Más modestos, dos cortos de Octavio Cortázar resultan menos fabricados. Sobre un personaje que unos llaman San Lázaro y otros Babalú examina la contaminación del catolicismo cubano por supersticiones yorubas y la persistencia de esa confusión en medio del socialismo. Aunque resuelto en un chato positivismo, el planteo es interesantísimo. Por primera vez registra la llegada de un camión del ICAIC a un aislado villorrio de la provincia de Oriente, para exhibir cine "por primera vez" ante los ojos deslumbrados de unos campesinos cuyas ideas previas sobre lo que puede ser el cine y sus reacciones durante la proyección integran el film. Menos fresco, pero con un humor particular, Nuestra Olimpíada en La Habana (José Massip) es un collage de actitudes, observaciones y episodios, que ocasionalmente emplea técnicas de historieta, en torno a un torneo de ajedrez.
Estos y otros cortos exhibidos alcanzan (como los largos cubanos) un altísimo nivel técnico, advertible sobre todo por lo que tienen no tanto de experimentales sino de verdaderos frutos de laboratorio: lujos de un cine estatal, donde no existen los plazos ni las prudencias financieras de la producción comercial.
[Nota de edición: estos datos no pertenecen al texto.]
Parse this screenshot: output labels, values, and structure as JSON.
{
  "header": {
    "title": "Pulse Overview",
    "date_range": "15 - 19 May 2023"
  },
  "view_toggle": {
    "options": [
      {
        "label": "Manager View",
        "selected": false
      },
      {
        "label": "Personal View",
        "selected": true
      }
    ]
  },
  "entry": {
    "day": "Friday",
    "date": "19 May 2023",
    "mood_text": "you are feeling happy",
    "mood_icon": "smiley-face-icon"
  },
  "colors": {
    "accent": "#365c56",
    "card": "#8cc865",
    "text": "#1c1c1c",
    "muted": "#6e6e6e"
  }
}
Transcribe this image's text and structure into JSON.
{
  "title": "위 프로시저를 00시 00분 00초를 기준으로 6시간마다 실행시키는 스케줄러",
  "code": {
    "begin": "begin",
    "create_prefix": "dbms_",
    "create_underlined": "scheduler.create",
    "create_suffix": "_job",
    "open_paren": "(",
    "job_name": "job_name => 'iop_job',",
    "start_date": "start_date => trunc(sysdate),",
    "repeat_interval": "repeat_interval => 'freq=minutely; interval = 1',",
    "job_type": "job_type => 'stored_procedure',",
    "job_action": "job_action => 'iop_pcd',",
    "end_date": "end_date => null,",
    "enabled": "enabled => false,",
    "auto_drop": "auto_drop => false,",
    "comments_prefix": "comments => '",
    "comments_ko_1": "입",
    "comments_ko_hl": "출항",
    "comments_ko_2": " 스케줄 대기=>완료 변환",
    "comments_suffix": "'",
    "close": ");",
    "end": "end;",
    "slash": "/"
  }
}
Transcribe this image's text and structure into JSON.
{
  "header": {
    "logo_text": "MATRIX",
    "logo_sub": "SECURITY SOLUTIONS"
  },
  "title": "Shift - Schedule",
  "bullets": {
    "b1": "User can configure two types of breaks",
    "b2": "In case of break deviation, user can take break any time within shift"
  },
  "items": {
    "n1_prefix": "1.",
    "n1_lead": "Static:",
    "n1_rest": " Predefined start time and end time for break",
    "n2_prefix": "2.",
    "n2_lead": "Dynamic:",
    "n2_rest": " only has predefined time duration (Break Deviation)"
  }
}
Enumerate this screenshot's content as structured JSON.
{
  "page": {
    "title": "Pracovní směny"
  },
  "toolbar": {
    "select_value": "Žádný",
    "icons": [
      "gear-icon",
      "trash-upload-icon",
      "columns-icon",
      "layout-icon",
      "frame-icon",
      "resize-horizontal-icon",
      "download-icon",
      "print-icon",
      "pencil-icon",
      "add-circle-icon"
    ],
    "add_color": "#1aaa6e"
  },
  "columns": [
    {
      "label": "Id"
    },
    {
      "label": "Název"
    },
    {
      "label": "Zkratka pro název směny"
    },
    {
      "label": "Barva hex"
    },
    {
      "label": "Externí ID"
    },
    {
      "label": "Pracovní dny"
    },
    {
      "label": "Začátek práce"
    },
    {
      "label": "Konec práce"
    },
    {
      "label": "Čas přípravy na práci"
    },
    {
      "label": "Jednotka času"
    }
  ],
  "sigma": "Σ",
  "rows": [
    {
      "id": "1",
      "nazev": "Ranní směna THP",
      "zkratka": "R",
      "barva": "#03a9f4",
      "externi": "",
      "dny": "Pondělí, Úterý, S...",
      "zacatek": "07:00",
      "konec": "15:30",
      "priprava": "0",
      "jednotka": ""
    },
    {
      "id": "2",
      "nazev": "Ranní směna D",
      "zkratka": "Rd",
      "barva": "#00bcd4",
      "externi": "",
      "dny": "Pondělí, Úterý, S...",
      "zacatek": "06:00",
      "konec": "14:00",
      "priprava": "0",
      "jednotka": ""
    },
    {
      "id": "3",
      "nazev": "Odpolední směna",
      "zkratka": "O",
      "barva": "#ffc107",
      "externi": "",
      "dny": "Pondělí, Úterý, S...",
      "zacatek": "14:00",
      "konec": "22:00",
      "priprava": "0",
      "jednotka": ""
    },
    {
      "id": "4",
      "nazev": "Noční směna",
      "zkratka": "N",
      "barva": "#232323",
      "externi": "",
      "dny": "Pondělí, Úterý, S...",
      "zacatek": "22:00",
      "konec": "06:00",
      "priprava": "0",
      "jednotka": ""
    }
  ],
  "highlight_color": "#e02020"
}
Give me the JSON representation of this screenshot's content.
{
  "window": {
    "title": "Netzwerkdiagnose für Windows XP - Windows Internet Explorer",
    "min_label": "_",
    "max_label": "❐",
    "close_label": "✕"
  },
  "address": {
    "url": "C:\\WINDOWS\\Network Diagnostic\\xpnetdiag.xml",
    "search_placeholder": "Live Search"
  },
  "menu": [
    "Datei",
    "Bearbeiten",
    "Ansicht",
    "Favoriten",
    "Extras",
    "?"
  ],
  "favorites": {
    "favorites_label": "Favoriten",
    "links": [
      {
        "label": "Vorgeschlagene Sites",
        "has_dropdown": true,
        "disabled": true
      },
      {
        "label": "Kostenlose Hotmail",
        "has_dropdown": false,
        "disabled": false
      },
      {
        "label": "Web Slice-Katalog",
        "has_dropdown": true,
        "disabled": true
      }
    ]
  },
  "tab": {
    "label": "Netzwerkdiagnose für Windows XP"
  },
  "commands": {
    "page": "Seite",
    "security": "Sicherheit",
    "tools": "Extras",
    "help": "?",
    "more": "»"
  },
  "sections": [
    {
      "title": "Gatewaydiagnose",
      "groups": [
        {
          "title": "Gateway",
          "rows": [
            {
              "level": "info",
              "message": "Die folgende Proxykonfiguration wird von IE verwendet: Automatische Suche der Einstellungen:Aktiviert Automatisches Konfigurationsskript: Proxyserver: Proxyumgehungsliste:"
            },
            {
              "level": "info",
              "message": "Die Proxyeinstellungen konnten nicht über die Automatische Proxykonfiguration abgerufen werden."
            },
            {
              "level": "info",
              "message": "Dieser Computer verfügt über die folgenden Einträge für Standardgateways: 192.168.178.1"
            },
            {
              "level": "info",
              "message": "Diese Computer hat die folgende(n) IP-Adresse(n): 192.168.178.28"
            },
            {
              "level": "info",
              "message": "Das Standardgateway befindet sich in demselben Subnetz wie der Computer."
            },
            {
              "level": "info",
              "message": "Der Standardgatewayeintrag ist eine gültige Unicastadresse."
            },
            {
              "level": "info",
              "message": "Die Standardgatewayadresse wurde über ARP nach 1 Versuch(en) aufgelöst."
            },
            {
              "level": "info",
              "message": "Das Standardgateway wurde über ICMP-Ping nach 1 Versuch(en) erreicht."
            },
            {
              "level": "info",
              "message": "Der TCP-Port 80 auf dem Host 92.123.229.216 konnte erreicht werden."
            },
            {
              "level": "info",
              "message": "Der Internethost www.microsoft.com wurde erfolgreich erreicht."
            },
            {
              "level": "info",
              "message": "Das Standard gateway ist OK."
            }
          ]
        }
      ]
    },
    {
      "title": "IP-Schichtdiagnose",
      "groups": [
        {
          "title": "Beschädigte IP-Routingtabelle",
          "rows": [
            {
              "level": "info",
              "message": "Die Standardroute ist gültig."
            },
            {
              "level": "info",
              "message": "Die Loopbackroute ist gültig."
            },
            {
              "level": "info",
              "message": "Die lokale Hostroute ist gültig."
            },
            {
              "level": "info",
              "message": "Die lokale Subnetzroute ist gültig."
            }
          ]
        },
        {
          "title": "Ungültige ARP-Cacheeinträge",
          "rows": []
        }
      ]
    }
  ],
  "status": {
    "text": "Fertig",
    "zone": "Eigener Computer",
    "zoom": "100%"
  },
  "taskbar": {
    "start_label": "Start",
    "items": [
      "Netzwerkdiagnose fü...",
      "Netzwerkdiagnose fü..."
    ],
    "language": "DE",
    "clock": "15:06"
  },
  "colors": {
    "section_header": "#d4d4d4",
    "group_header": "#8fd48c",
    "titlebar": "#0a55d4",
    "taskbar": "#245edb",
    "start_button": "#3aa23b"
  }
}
Pero, si se exceptúa Despegue a las 18 (Álvarez), cuyo tema es la agricultura, esa producción elude en su mayor parte la vida cubana actual, esos conflictos no resueltos de una sociedad que han alimentado precisamente lo más vital del cine italiano y norteamericano, tanto como la expresión personal: muchos de sus ejemplos experimentan en términos puramente técnicos (como la fotografía altamente contrastada, que sugiere el daguerrotipo, en el primer episodio de Lucía o en la casi totalidad de La primera carga al machete), no siempre elevados con felicidad al plano del lenguaje.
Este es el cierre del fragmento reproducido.